As written, however, the Audit Policy did not clearly explain how the program might be applied to parties contemplating the purchase of facilities or businesses with potential environmental violations.  Certainly, the risks associated with environmental problems have long been a point of concern for acquirers of existing businesses and facilities, and such risks are a key area of focus when conducting due diligence in transactions.  Since EPA’s Audit Policy focused specifically on existing owners, however, there were significant uncertainties as to whether and how the agency would credit audit disclosures made by acquirors of facilities who discovered environmental violations during transactional due diligence.

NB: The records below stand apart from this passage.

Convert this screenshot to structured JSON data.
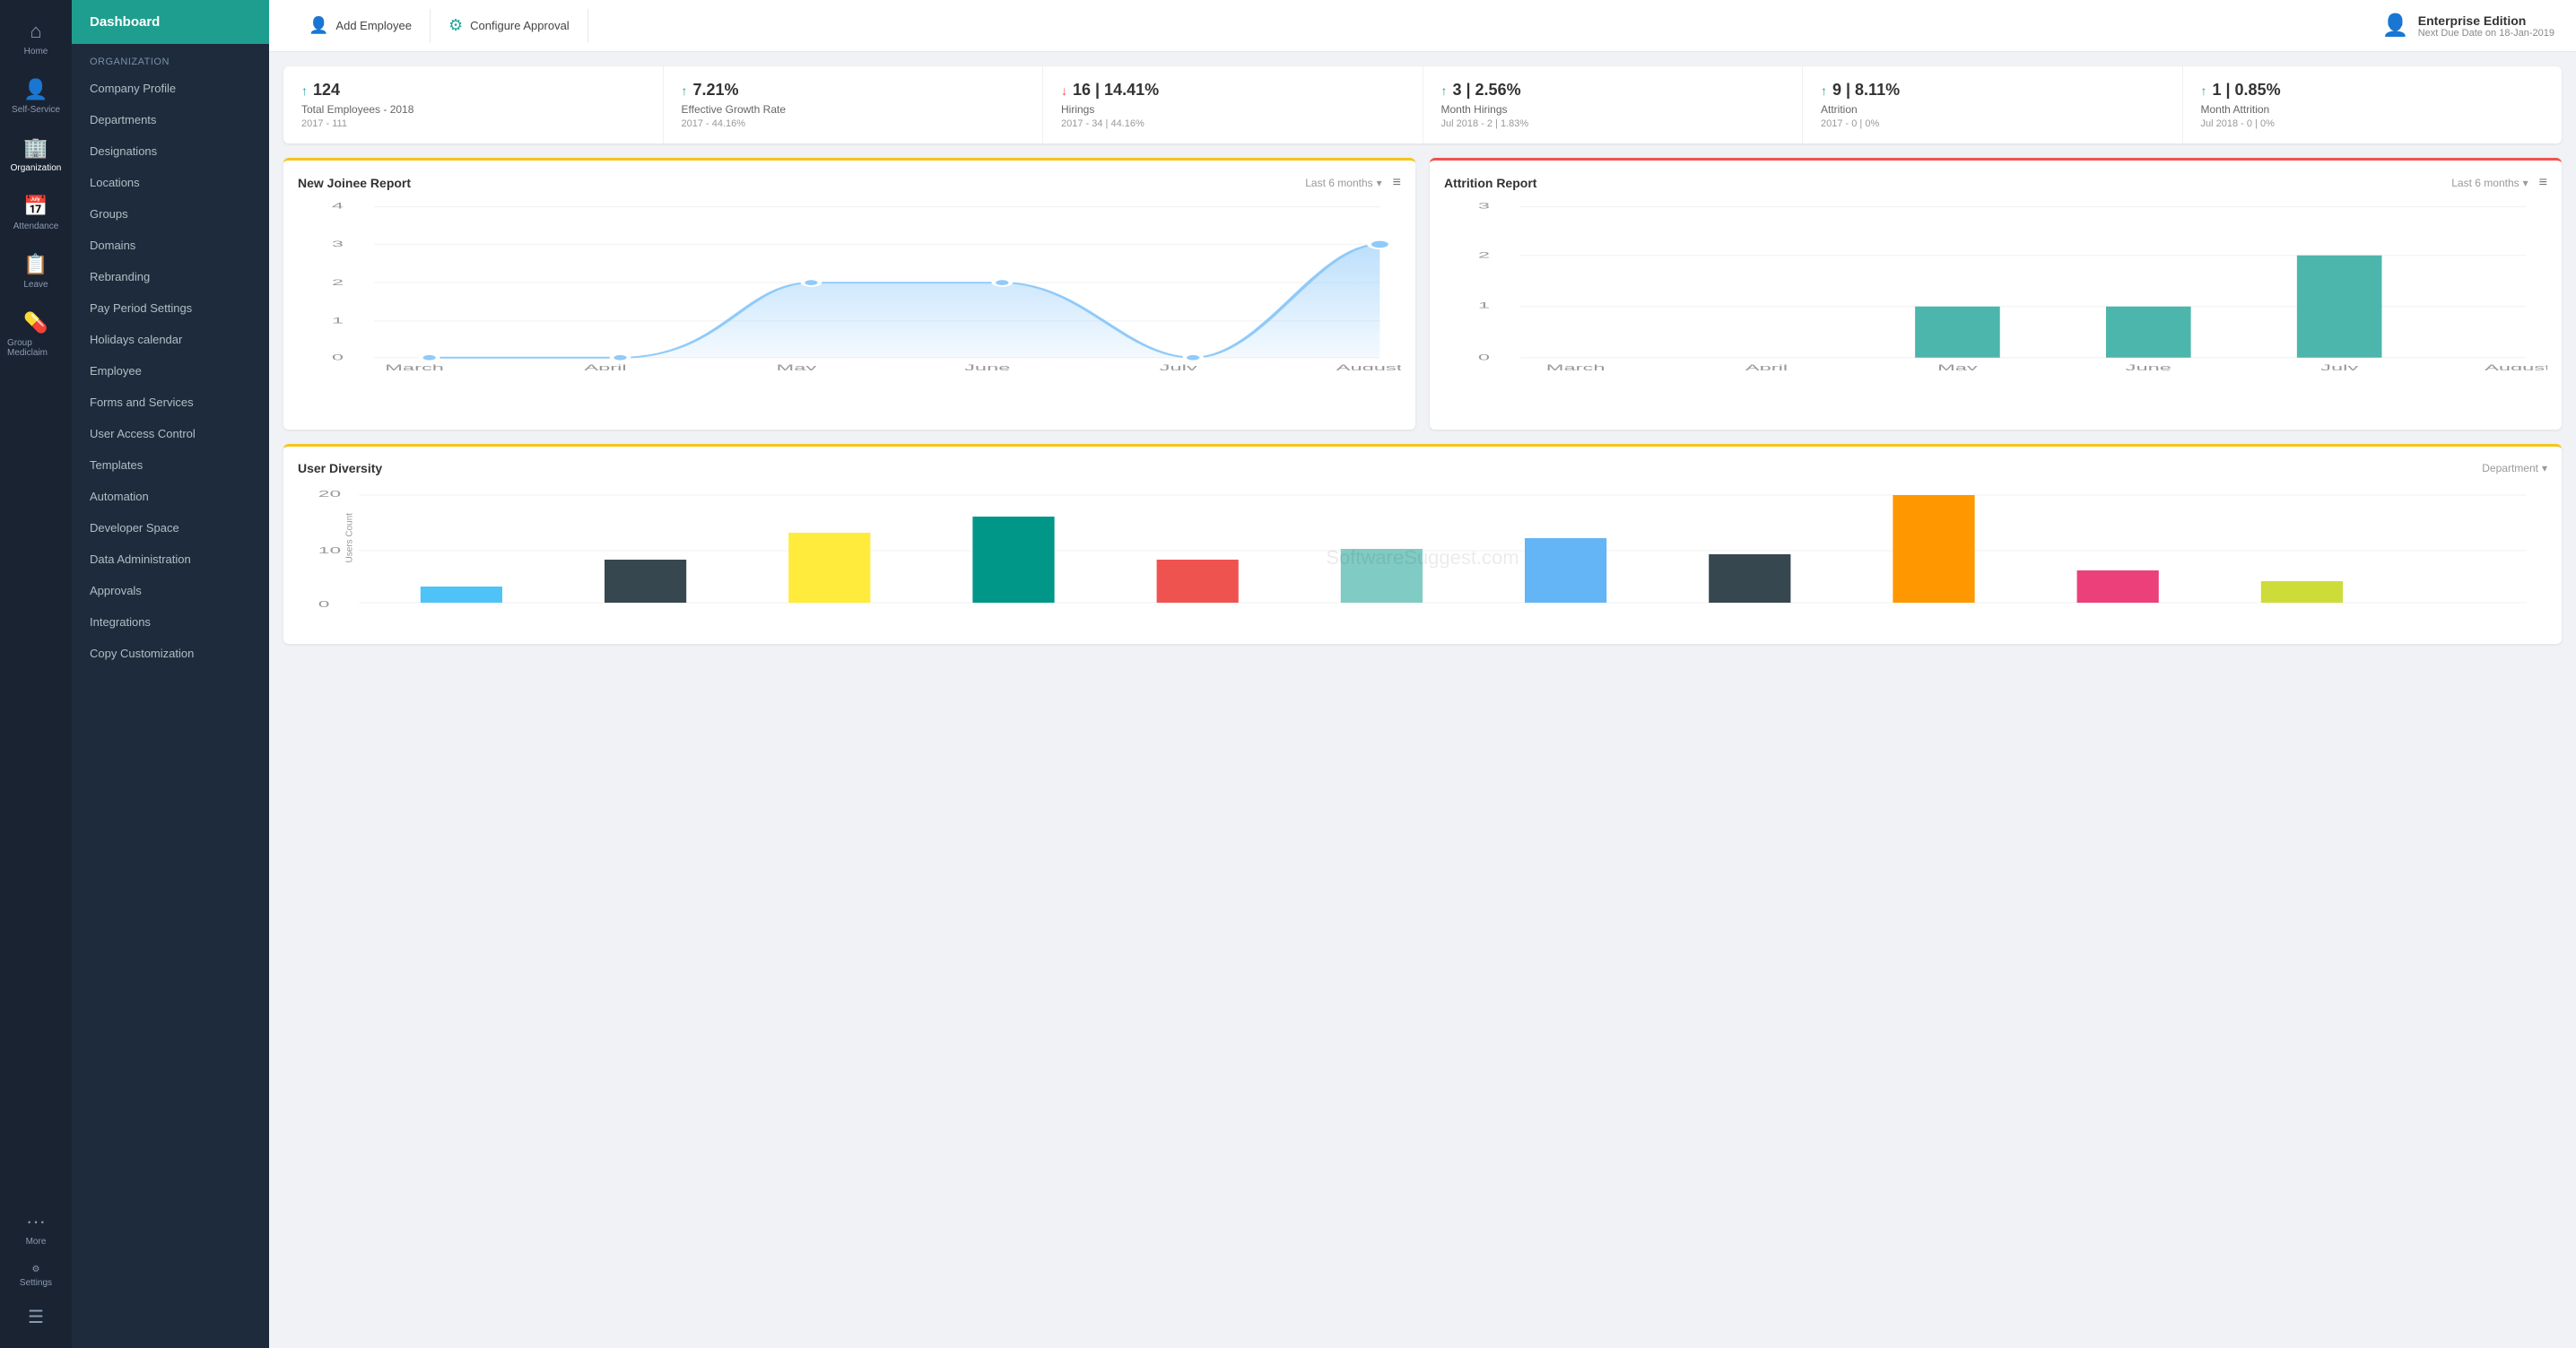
{
  "rail": {
    "items": [
      {
        "id": "home",
        "icon": "⌂",
        "label": "Home"
      },
      {
        "id": "self-service",
        "icon": "👤",
        "label": "Self-Service"
      },
      {
        "id": "organization",
        "icon": "🏢",
        "label": "Organization"
      },
      {
        "id": "attendance",
        "icon": "📅",
        "label": "Attendance"
      },
      {
        "id": "leave",
        "icon": "📋",
        "label": "Leave"
      },
      {
        "id": "group-mediclaim",
        "icon": "💊",
        "label": "Group Mediclaim"
      }
    ],
    "more_label": "More",
    "settings_label": "Settings"
  },
  "sidebar": {
    "active_item": "Dashboard",
    "active_label": "Dashboard",
    "section_label": "Organization",
    "items": [
      {
        "id": "company-profile",
        "label": "Company Profile"
      },
      {
        "id": "departments",
        "label": "Departments"
      },
      {
        "id": "designations",
        "label": "Designations"
      },
      {
        "id": "locations",
        "label": "Locations"
      },
      {
        "id": "groups",
        "label": "Groups"
      },
      {
        "id": "domains",
        "label": "Domains"
      },
      {
        "id": "rebranding",
        "label": "Rebranding"
      },
      {
        "id": "pay-period-settings",
        "label": "Pay Period Settings"
      },
      {
        "id": "holidays-calendar",
        "label": "Holidays calendar"
      },
      {
        "id": "employee",
        "label": "Employee"
      },
      {
        "id": "forms-and-services",
        "label": "Forms and Services"
      },
      {
        "id": "user-access-control",
        "label": "User Access Control"
      },
      {
        "id": "templates",
        "label": "Templates"
      },
      {
        "id": "automation",
        "label": "Automation"
      },
      {
        "id": "developer-space",
        "label": "Developer Space"
      },
      {
        "id": "data-administration",
        "label": "Data Administration"
      },
      {
        "id": "approvals",
        "label": "Approvals"
      },
      {
        "id": "integrations",
        "label": "Integrations"
      },
      {
        "id": "copy-customization",
        "label": "Copy Customization"
      }
    ]
  },
  "topbar": {
    "add_employee_label": "Add Employee",
    "configure_approval_label": "Configure Approval",
    "enterprise_title": "Enterprise Edition",
    "enterprise_due": "Next Due Date on 18-Jan-2019"
  },
  "stats": [
    {
      "id": "total-employees",
      "arrow": "up",
      "value": "124",
      "label": "Total Employees - 2018",
      "prev": "2017 - 111"
    },
    {
      "id": "growth-rate",
      "arrow": "up",
      "value": "7.21%",
      "label": "Effective Growth Rate",
      "prev": "2017 - 44.16%"
    },
    {
      "id": "hirings",
      "arrow": "down",
      "value": "16 | 14.41%",
      "label": "Hirings",
      "prev": "2017 - 34 | 44.16%"
    },
    {
      "id": "month-hirings",
      "arrow": "up",
      "value": "3 | 2.56%",
      "label": "Month Hirings",
      "prev": "Jul 2018 - 2 | 1.83%"
    },
    {
      "id": "attrition",
      "arrow": "up",
      "value": "9 | 8.11%",
      "label": "Attrition",
      "prev": "2017 - 0 | 0%"
    },
    {
      "id": "month-attrition",
      "arrow": "up",
      "value": "1 | 0.85%",
      "label": "Month Attrition",
      "prev": "Jul 2018 - 0 | 0%"
    }
  ],
  "new_joinee_chart": {
    "title": "New Joinee Report",
    "period": "Last 6 months",
    "x_labels": [
      "March",
      "April",
      "May",
      "June",
      "July",
      "August"
    ],
    "y_labels": [
      "0",
      "1",
      "2",
      "3",
      "4"
    ],
    "data": [
      0,
      0,
      2,
      2,
      0,
      3
    ]
  },
  "attrition_chart": {
    "title": "Attrition Report",
    "period": "Last 6 months",
    "x_labels": [
      "March",
      "April",
      "May",
      "June",
      "July",
      "August"
    ],
    "y_labels": [
      "0",
      "1",
      "2",
      "3"
    ],
    "data": [
      0,
      0,
      1,
      1,
      2,
      0
    ]
  },
  "diversity_chart": {
    "title": "User Diversity",
    "filter": "Department",
    "y_max": 20,
    "y_labels": [
      "0",
      "10",
      "20"
    ],
    "watermark": "SoftwareSuggest.com",
    "bars": [
      {
        "color": "#4fc3f7",
        "height": 15
      },
      {
        "color": "#37474f",
        "height": 40
      },
      {
        "color": "#ffeb3b",
        "height": 65
      },
      {
        "color": "#009688",
        "height": 80
      },
      {
        "color": "#ef5350",
        "height": 40
      },
      {
        "color": "#80cbc4",
        "height": 50
      },
      {
        "color": "#64b5f6",
        "height": 60
      },
      {
        "color": "#37474f",
        "height": 45
      },
      {
        "color": "#ff9800",
        "height": 100
      },
      {
        "color": "#ec407a",
        "height": 30
      },
      {
        "color": "#cddc39",
        "height": 20
      }
    ]
  }
}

Bracewell Attorney Presses for Clarity in Audit Policy
In 2004, one of Bracewell's clients requested environmental partner Tim Wilkins' assistance with a merger of chemical manufacturing companies involving the acquisition of approximately one hundred U.S. facilities.  It soon became apparent that both the value of the deal and the opportunity to positively impact the environment could be enhanced if the new owners could obtain a “clean start” by finding, correcting, and obtaining penalty relief for existing violations at the target facilities. 

Wilkins began working with EPA immediately to adapt both the spirit and the letter of the Audit Policy to the circumstances facing potential new owners of manufacturing and industrial facilities.  In close cooperation with policy-development and administrative leadership at EPA, innovative agreements were developed for a transactional audit disclosure under the Audit Policy on terms that closely resemble the recently announced Interim Policy.  As a result of those disclosures, Bracewell's client successfully avoided material environmental penalties associated with the target company's pre-acquisition violations.  Wilkins and the firm’s Environmental Strategies Group have continued to pioneer this innovative approach on other transactions and anticipate that use of this tool will only become more common in the wake of EPA's publication of its Interim Approach.